Colour lithograph, 113.1 x 66.3 cm
Provenance:
Private collection, The Netherlands
N.B. I:
Published by Bermuda Editions to generate funds for Louise Bourgeois at the Hermitage, an exhibition wich was held at the Hermitage in Saint Petersburg in 2001.
N.B. II:
Louise Bourgeois was born on 25 December 1911 in Paris as the daughter of carpet makers. She was a French-American artist and sculptor. At the age of 12 Louise started helping her parents with repair work. At the age of fifteen she started studying mathematics at the University of Paris, the Sorbonne. Especially her study of geometry contributed to her early cubist drawings. Still looking for her own individual style she started painting and studied at the École du Louvre and subsequently at the École des Beaux Arts. She also worked as an assistent to Fernand Léger. In 1938 she and her American husband Robert Goldwater, an art critic, moved to New York City where she continued her studies at the renowned Art Students League of New York.

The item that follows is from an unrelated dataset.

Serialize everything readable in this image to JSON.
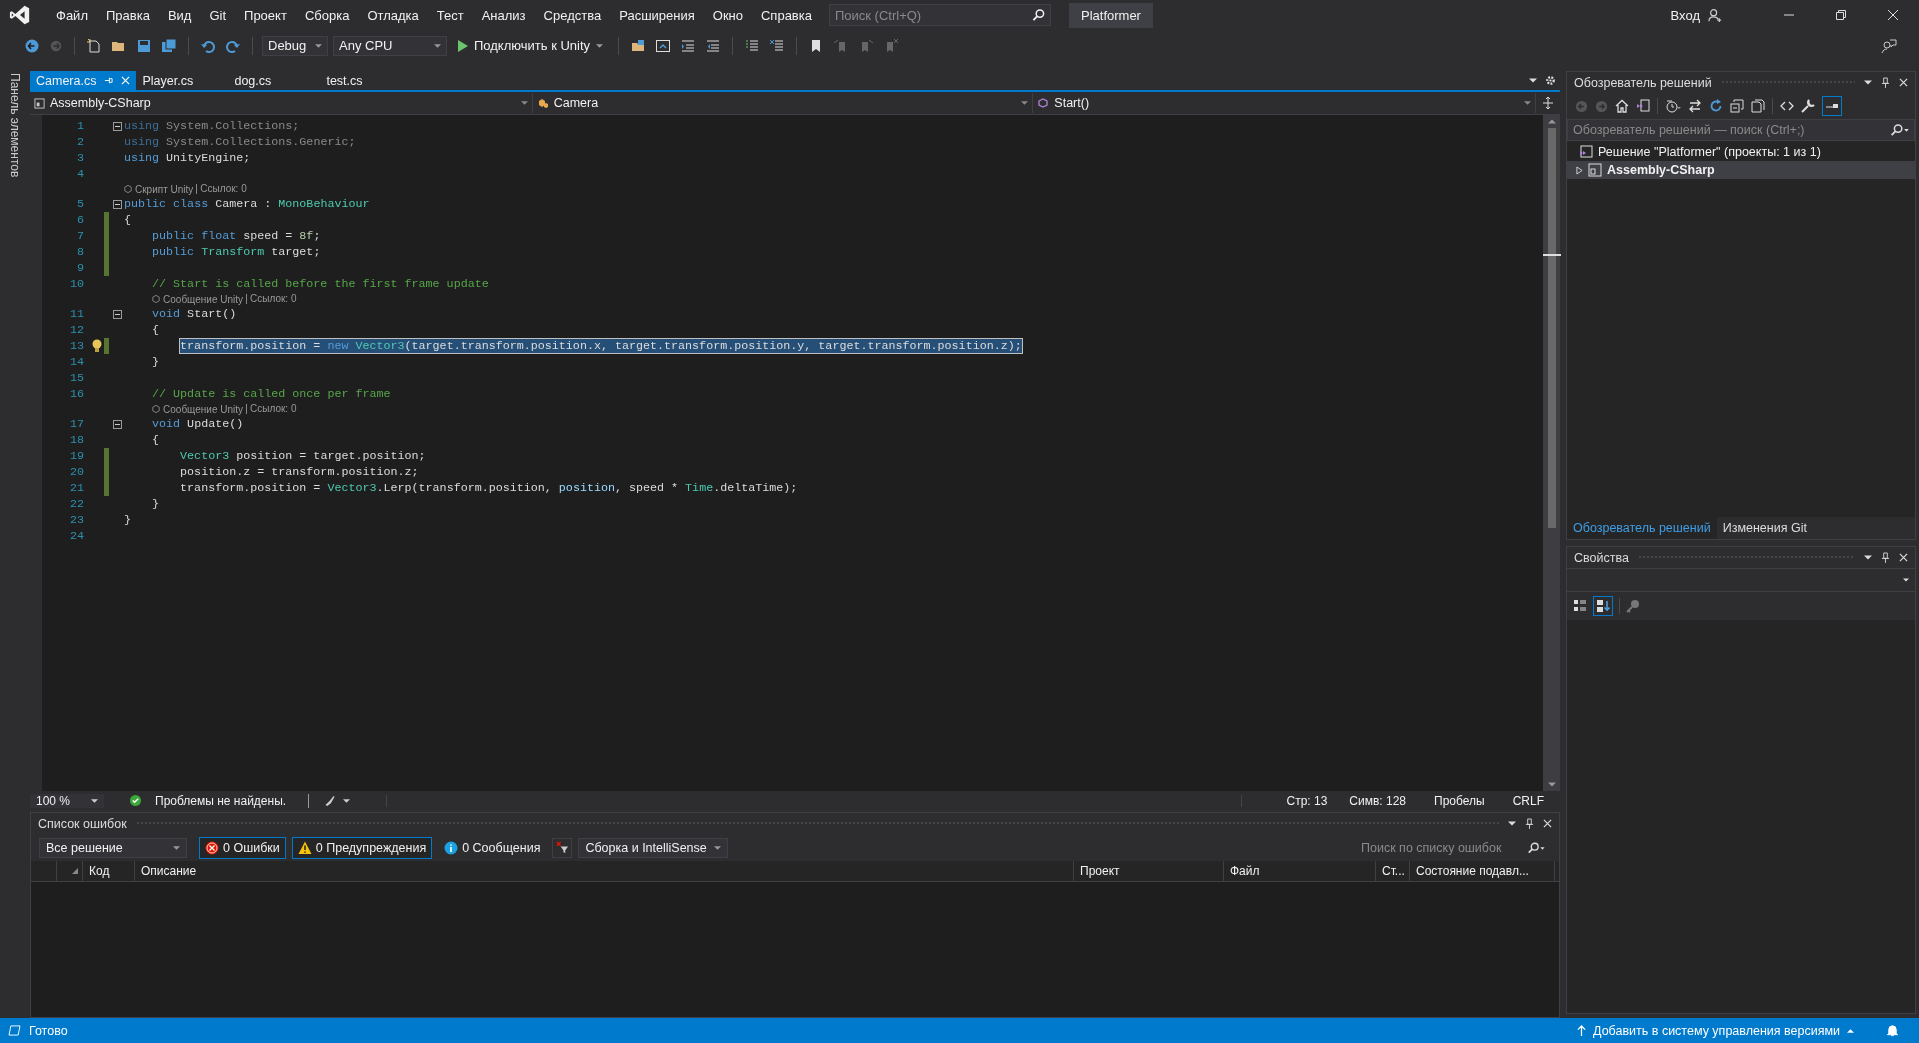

Bourgeois started exhibiting sculptures and wooden figures from 1947 onward. One of the best-known works of that early period is The Winged Figure (1948). Despite her early success (one of her works was acquired by the Museum of Modern Art), Bourgeois was more or less ignored by the art market during the nineteen fifties and sixties. Only in the nineteen seventies, after the death of both her husband and her father, did she become a successful artist. In 1993 she represented the United States at the Venice Biennale. The artist lived and worked in New York City up to her death in May of 2010.